Его челюсть яростно сгибается. «Как, черт возьми, ты можешь быть так уверен? Как ты можешь доверять мне, не говоря уже о том, чтобы любить меня, учитывая яд, текущий по моим венам?»
«Ты
Он отпускает меня, его взгляд снова становится непроницаемым. "Это не тоже самое."
"Это не?" Я вкручиваю кулаки в его рубашку, не давая ему отвернуться. "Подумай об этом. Моя кровь испорчена, как и твоя. Мой отец убил и мою мать — не из-за извращенной страсти, а из холодного расчета. И он определенно убил бы и меня. На самом деле все еще может попытаться. Так чем же отличаются наши истории? Чем я лучше тебя? Во всяком случае, мы идеально подходим друг другу — или, как вы любите говорить, нам суждено быть вместе.
Он смотрит на меня сверху вниз, его широкая грудь двигается в неровном ритме, и я вижу, что достучался до него, что он усваивает эту основную истину. Правду, которую я не понимал до конца до этого момента.
Я могу не верить в судьбу как таковую, но что-
Я отпускаю его рубашку и кладу ладони по обеим сторонам его лица, чувствуя твердую силу его костей под теплой, огрубевшей от щетины кожей. «Я люблю тебя, Николай… Я люблю тебя и хочу быть с тобой, темное прошлое, навязчивость и все такое. Что бы ни делали наши отцы, как бы ни испортились отношения наших родителей, мы не они, и мы не обязаны идти по их стопам. Я никогда не изнасилую девочку-подростка — и ты никогда не причинишь мне вреда, какими бы сильными ни были твои чувства ко мне… какие бы испытания мы ни прошли в будущем».

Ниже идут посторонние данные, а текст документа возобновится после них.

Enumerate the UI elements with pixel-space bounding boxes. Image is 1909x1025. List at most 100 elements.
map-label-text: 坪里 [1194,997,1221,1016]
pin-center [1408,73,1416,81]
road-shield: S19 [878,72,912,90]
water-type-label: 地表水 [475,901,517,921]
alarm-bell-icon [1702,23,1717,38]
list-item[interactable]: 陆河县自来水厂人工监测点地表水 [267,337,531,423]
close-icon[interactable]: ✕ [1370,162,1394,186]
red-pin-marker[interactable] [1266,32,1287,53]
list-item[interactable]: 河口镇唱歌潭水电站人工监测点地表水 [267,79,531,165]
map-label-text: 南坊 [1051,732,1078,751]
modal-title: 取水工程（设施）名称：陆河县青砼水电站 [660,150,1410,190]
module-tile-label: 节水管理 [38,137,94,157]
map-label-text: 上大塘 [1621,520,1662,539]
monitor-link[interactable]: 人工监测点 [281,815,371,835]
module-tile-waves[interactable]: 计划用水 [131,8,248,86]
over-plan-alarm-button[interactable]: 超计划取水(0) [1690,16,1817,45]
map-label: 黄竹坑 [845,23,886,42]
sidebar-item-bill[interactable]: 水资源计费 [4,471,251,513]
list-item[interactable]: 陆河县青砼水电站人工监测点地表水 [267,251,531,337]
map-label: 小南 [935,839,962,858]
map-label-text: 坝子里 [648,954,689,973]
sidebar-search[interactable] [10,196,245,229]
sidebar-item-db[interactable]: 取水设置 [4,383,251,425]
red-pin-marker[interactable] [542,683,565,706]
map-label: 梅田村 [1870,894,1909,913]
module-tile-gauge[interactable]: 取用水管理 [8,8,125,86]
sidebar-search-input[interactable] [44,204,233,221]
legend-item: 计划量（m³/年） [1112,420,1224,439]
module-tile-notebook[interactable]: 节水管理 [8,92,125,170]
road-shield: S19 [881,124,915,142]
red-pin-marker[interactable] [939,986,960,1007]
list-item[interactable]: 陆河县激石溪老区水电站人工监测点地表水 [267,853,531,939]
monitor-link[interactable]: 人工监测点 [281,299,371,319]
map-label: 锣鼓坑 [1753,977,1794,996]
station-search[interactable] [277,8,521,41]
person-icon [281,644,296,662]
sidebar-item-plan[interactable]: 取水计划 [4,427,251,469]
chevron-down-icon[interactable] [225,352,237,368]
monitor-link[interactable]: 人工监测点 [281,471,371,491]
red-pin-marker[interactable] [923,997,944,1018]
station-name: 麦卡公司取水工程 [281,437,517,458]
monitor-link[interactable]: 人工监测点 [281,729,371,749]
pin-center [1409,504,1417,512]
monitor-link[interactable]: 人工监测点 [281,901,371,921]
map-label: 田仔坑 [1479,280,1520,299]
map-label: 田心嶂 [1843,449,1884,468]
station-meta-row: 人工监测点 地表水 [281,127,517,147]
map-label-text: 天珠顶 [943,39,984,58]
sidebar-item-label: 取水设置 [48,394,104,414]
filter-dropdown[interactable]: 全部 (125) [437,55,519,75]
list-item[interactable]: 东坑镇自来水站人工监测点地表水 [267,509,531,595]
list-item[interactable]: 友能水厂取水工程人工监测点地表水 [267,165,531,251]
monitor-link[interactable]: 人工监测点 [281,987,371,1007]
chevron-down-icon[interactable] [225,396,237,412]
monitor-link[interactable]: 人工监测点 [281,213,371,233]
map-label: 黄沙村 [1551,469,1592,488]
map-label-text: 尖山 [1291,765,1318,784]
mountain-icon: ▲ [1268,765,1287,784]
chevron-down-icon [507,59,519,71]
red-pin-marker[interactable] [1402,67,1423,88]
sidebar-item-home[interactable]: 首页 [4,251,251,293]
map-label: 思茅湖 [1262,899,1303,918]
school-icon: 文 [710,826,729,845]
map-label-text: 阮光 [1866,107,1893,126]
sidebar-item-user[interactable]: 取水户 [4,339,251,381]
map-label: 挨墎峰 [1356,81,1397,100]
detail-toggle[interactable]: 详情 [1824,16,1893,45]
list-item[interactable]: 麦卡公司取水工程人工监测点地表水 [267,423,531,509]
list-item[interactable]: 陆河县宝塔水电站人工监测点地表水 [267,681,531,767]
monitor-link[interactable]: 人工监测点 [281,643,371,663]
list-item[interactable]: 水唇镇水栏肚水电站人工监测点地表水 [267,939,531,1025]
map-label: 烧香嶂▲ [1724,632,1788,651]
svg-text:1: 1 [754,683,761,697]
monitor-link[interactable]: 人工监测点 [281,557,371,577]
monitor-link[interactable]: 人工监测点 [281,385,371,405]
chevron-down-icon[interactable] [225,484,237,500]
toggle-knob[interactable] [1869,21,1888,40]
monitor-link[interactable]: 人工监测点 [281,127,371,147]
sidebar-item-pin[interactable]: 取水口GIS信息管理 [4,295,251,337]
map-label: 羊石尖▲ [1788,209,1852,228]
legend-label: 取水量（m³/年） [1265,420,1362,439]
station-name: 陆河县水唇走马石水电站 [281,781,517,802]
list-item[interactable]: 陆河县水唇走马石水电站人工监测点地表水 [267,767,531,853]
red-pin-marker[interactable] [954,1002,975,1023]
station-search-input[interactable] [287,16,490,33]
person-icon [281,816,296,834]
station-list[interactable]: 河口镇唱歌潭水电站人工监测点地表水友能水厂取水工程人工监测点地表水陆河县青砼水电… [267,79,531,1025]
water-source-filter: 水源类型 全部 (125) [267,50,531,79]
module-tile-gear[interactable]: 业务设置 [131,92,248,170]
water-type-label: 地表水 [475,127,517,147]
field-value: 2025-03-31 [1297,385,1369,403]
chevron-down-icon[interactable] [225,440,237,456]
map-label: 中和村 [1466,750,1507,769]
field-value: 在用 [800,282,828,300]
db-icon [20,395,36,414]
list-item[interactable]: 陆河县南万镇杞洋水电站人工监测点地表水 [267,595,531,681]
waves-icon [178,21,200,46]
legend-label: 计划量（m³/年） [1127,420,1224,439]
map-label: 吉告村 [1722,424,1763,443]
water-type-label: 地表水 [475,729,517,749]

Его грудь вздымается быстрее, когда я говорю, его глаза темнеют, пока не приобретают цвет потускневшей бронзы. — Хлоя… — Его голос хрипит, когда он складывает руки чашечкой над моими. — Зайчик, ты даже не представляешь, насколько сильны уже мои чувства к тебе, насколько всепоглощающая моя одержимость тобой.

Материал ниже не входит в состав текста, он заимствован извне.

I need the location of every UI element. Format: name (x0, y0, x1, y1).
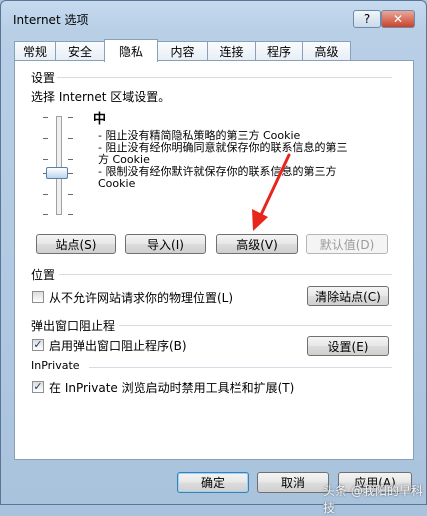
popup-checkbox-label: 启用弹出窗口阻止程序(B) (49, 339, 187, 353)
tab-security[interactable]: 安全 (55, 41, 105, 60)
privacy-panel (14, 60, 414, 460)
privacy-slider-thumb[interactable] (46, 167, 68, 179)
privacy-level: 中 (93, 112, 107, 127)
desc-line: Cookie (98, 177, 136, 190)
import-button[interactable]: 导入(I) (125, 234, 206, 254)
location-checkbox[interactable] (32, 291, 44, 303)
inprivate-divider (89, 367, 392, 368)
tab-privacy[interactable]: 隐私 (104, 39, 158, 62)
inprivate-group-label: InPrivate (31, 359, 80, 372)
privacy-description: - 阻止没有精简隐私策略的第三方 Cookie - 阻止没有经你明确同意就保存你… (98, 130, 347, 190)
tab-connections[interactable]: 连接 (207, 41, 256, 60)
tab-content[interactable]: 内容 (157, 41, 208, 60)
clear-sites-button[interactable]: 清除站点(C) (307, 286, 389, 306)
inprivate-checkbox-label: 在 InPrivate 浏览启动时禁用工具栏和扩展(T) (49, 381, 295, 395)
inprivate-checkbox[interactable]: ✓ (32, 381, 44, 393)
close-button[interactable]: ✕ (381, 10, 415, 28)
slider-ticks (43, 114, 73, 218)
internet-options-window: Internet 选项 ? ✕ 常规 安全 隐私 内容 连接 程序 高级 设置 … (0, 0, 427, 515)
watermark-text: 头条 @我阳的早科技 (323, 484, 423, 515)
red-annotation-arrow-icon (252, 153, 291, 231)
zone-prompt: 选择 Internet 区域设置。 (31, 90, 171, 104)
popup-settings-button[interactable]: 设置(E) (307, 336, 389, 356)
tab-advanced[interactable]: 高级 (302, 41, 351, 60)
location-checkbox-label: 从不允许网站请求你的物理位置(L) (49, 291, 234, 305)
settings-divider (57, 77, 392, 78)
advanced-button[interactable]: 高级(V) (216, 234, 298, 254)
location-group-label: 位置 (31, 268, 56, 282)
popup-divider (119, 325, 392, 326)
window-title: Internet 选项 (13, 13, 89, 27)
popup-group-label: 弹出窗口阻止程 (31, 319, 116, 333)
location-divider (59, 274, 392, 275)
cancel-button[interactable]: 取消 (257, 472, 329, 493)
help-button[interactable]: ? (353, 10, 381, 28)
default-button[interactable]: 默认值(D) (306, 234, 388, 254)
desc-line: - 限制没有经你默许就保存你的联系信息的第三方 (98, 165, 337, 178)
tab-general[interactable]: 常规 (14, 41, 56, 60)
settings-group-label: 设置 (31, 71, 56, 85)
tab-programs[interactable]: 程序 (255, 41, 303, 60)
ok-button[interactable]: 确定 (177, 472, 249, 493)
popup-checkbox[interactable]: ✓ (32, 339, 44, 351)
sites-button[interactable]: 站点(S) (36, 234, 116, 254)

Я облизываю губы. "Я думаю, я сделаю." Камеры — хороший показатель. Нам нужно будет поговорить о них в какой-то момент в ближайшее время, но сейчас я должен сосредоточиться на более важных вещах… таких как то, как его взгляд падает на мой рот и воспламеняется знакомым вулканическим жаром, темный голод, который волнует меня и, на каком-то уровне пугает меня — но только потому, что вызывает во мне столь же сильную реакцию.
Он не единственный, чья любовь сейчас граничит с одержимостью.
Он смотрит на мой рот еще один такт, его руки сжимают мои. Затем, с резким вдохом, он прижимается своими губами к моим, одна рука сжимает мои волосы, а другая сжимает мою ягодицу, прижимая мою нижнюю часть тела к своей.
Он уже возбужден, выпуклость его эрекции давит на меня, когда он тащит меня к своему столу, пожирая жестоким поцелуем, на поцелуй, на который я отвечаю с таким же пылом. Мы падаем на твердую поверхность путаницей конечностей и жадно ощупывающих рук, сближаясь в ярости похоти и любви, в нежном буйстве страсти.
Самым совершенным образом для двух несовершенных людей.
47
Николай
Когда последние отголоски экстаза исчезают, я ощущаю твердую поверхность стола под своей голой спиной и легкий вес тела Хлои, лежащего на моей мокрой от пота груди. Мой мозг переполнен эндорфинами, а сердце бьется в груди в новом обнадеживающем ритме.
Я рассказал ей все, и вместо того, чтобы отшатнуться от отвращения, она обняла меня.
Я обнажил худшие стороны себя, и вместо того, чтобы убежать в ужасе, она сказала мне, что нам суждено.
Которые мы есть. Я знала это с самого начала, но в какой-то момент за последние пару недель я потеряла это из виду, начала сомневаться, смогут ли наши отношения пережить гноящийся во мне яд… суждено ли нам погибнуть мучительный путь моих родителей.
— Нет, — бормочет Хлоя, поднимая голову с моего плеча, и я понимаю, что сказал последнюю часть вслух. Нежно улыбаясь, она обводит кончики моих губ одним тонким пальцем, ее глаза такие мягкие и теплые, что ее взгляд похож на физическую ласку на моем лице. «Мы решаем нашу жизнь, наше будущее».